PVNC CATHOLIC INSPIRES: St. Mary CSS student recognized for school and community leadership to education and reconciliation

Gabriella DeHaas

March 27, 2023

Gabriella deHaas finalist for the prestigious Loran Scholars Foundation

Inspiration comes when you least expect it. At least, that is what St. Mary Catholic Secondary School student Gabriella deHaas experienced during the wave of pandemic lockdowns.

While the pandemic limited most extracurricular school programs, deHaas’ Alderville First Nation community continued with various activities and programming for youth. Zoom meetings, craft kits, and conversations about Indigenous teachings sparked a passion within her to learn more about her roots. 

“I knew of my Indigenous heritage as I live in Alderville and my father is Indigenous but growing up attending a Catholic school, I never fully understood what my culture meant,” reflects deHaas. “I knew it was always there and it’s something that always kind of loomed over me a little bit. I knew I wanted it and I knew I needed it but I didn’t know how to do it and then there’s this fear that comes with all the history.” 

Gabby Loran Scholar

Gabriella with fellow Loran Scholar finalists.

“She’s inspiring people every day.” – Julie Brown, St. Mary CSS teacher 

This tiny spark grew into a full flame as, out of a pool of nearly 4,800 applicants across Canada, deHaas became one of only 90 young people selected as Loran Finalists for the class of 2023. Ultimately, she was offered the Loran Award, which comes with a $100,000 scholarship, but she declined, instead choosing to attend a non-partnered university of Loran to follow her passion. deHaas was awarded the $5,000 Finalist Award to put towards her post-secondary education. In addition to this, deHaas has won numerous awards, including a YMCA Northumberland Peace Medal, for her school and community leadership and commitment to education and reconciliation. 

Taking that initial intimidating feeling she had, deHaas used it to understand the hesitancy others may have about learning and becoming immersed in Indigenous culture, not only for Indigenous people but also those who wish to be good allies. 

To learn more for herself first, deHaas dove head first into her heritage by becoming a larger part of her youth group, taking up sewing, creating regalia to participate in fancy shawl dancing, attempting beading, as well as learning to drum and sing with other women in the community.

She has used that learning and personal experience to become an advocate for Indigenous education and reconciliation in her school and broader community. 

Julie Brown, who teaches the St. Mary CSS Understanding Contemporary First Nations, Métis, and Inuit Voices course, credits deHaas for being a huge presence and inspiration in the school community for students and educators alike.

Gabby and Julie Brown

“It was a learning experience for me, and for Gabby, and it has changed my life and the way I teach the course,” Brown says. “Now that she’s in Grade 12 she’s inspiring people every day, not just in her Indigenous community, but also in her school. She is the one we look to to create the tone and atmosphere that we want to create here. Students are starting to embrace their culture within our school and develop the courage to say they do have Indigenous roots. Gabby has helped students be proud.”

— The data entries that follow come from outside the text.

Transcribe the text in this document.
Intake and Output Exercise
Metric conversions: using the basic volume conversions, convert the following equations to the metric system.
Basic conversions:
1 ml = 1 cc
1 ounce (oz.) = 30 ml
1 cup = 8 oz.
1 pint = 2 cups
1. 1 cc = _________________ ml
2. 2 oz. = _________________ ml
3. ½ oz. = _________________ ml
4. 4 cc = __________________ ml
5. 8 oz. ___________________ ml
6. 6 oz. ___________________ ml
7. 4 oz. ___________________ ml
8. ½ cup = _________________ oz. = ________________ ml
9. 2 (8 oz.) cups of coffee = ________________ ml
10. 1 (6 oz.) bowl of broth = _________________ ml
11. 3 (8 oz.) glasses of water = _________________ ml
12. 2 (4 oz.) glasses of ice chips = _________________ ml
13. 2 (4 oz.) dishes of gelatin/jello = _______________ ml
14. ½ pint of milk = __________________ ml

Despite not taking the full Loran Scholarship, deHaas will still be attending post-secondary school for Indigenous Education where she aims to continue to learn about her culture but also how to teach others. Long term, she hopes to be able to give back to her community and develop a program for educators themselves that serves as a “crash course” so teachers feel more comfortable delivering Indigenous curriculum they may not be confident in knowing much about.

deHaas’ story is an inspiring example of the power of community involvement and the importance of preserving cultural heritage. Through her efforts, she not only discovered a part of her identity that she had not yet embraced but also became a role model for other indigenous youth who may be struggling with similar issues. Her journey shows that it is never too late to connect with your roots and that by doing so, you can create a meaningful impact on your community and beyond.

About the Loran Scholarship

The Loran Scholars Foundation identifies students with character; those who believe in pushing boundaries by questioning the status quo, while showing compassion and a commitment to service—seeing a need and making positive change in their own communities. These young people view the world through a lens of curiosity, and have leadership qualities they may not even fully realize themselves.